April 16, 2018

Finding Balance in the Quest for Privacy

Privacy is incredibly important to me. It’s what stops bad guys from being able to commit identity fraud. It’s what stops dictatorships from eliminating dissent, and allows whistleblowers to stand against corruption. It’s the concept that allows people to live a life free of persecution for their religions, their sexualities, or even their literary preferences.

Alas, there’s a murkier side to privacy; the side that allows the bad guys to do their thing, the one that covers up horrific abuses, and cloaks abhorrent plots to disrupt, kill and maim.

So in this modern world - where predators and aggressors can plot in secret - how do we take in to account the needs of those of us who need their privacy?

Adding perspective to quite an emotive topic.

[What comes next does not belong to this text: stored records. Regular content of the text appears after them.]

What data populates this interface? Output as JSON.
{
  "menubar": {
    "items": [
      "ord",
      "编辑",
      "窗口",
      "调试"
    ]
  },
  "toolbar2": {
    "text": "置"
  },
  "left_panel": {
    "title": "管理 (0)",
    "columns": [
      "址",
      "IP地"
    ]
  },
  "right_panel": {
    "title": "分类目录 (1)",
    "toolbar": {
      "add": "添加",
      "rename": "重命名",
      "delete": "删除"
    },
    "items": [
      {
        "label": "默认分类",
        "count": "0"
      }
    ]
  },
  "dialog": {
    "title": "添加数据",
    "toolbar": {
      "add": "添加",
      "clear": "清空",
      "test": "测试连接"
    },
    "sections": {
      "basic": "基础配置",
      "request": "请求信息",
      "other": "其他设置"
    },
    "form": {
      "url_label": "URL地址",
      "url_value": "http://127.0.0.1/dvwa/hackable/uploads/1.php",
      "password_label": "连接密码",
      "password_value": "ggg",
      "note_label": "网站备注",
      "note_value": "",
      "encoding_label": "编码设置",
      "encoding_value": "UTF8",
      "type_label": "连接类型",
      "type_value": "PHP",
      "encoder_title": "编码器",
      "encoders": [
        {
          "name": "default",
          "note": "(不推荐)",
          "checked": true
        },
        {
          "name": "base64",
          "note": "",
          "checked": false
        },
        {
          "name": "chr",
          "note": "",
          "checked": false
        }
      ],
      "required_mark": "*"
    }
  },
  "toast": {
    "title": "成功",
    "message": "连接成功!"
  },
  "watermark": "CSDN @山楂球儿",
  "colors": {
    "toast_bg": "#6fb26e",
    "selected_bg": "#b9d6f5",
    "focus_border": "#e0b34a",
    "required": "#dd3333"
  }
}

As much as I value my privacy, and appreciate that my desire for privacy is trivially minor compared to those taking on dangerous regimes or discussing prohibited topics in dictatorial and oppressive environments, I can concede that there are many issues with granting people complete anonymity.

It’s perhaps human nature’s greatest flaw that when given the tools to do great things, we often pervert them and find darker uses. Be that nation states and their unquenchable thirsts for weaponry, or individuals who disseminate materials of child abuse or terrorism. When you view technology through this lens it can become quite easy to disregard the legitimate scenarios where adequate privacy is pivotal to someone’s safety.

For those who don’t believe that such matters effect them, consider who may find power tomorrow, and what their motives may be. The world has very few certainties, and there’s little to say that your safety will be guaranteed in the future as it is now.

Finding Balance

The fundamental issue is that there’s no way for technology to determine whether a user is legitimate, or whether their intentions are good or bad. Arguably it’s impossible for a human to do either.

Similarly, if you introduce weaknesses in these technologies for the noble cause of preventing terror, or disrupting the dissemination of child pornography, there’s no way of preventing those very same weaknesses being exploited by dictatorships, criminals, or even nefarious private corporations.

Not to mention, quite often - as tends to be the case in asymmetric encryption - such weaknesses are mathematical impossibilities anyway.

In today’s interconnected society, this will be - if its not already - one of the biggest ethical dilemmas of our time. The moral questions over privacy are more pressing - and more immediate - than those of AI or workplace automation.

And honestly? I’m not sure if there will ever truly be a suitable answer or an adequate solution. It all seems a bit complex really.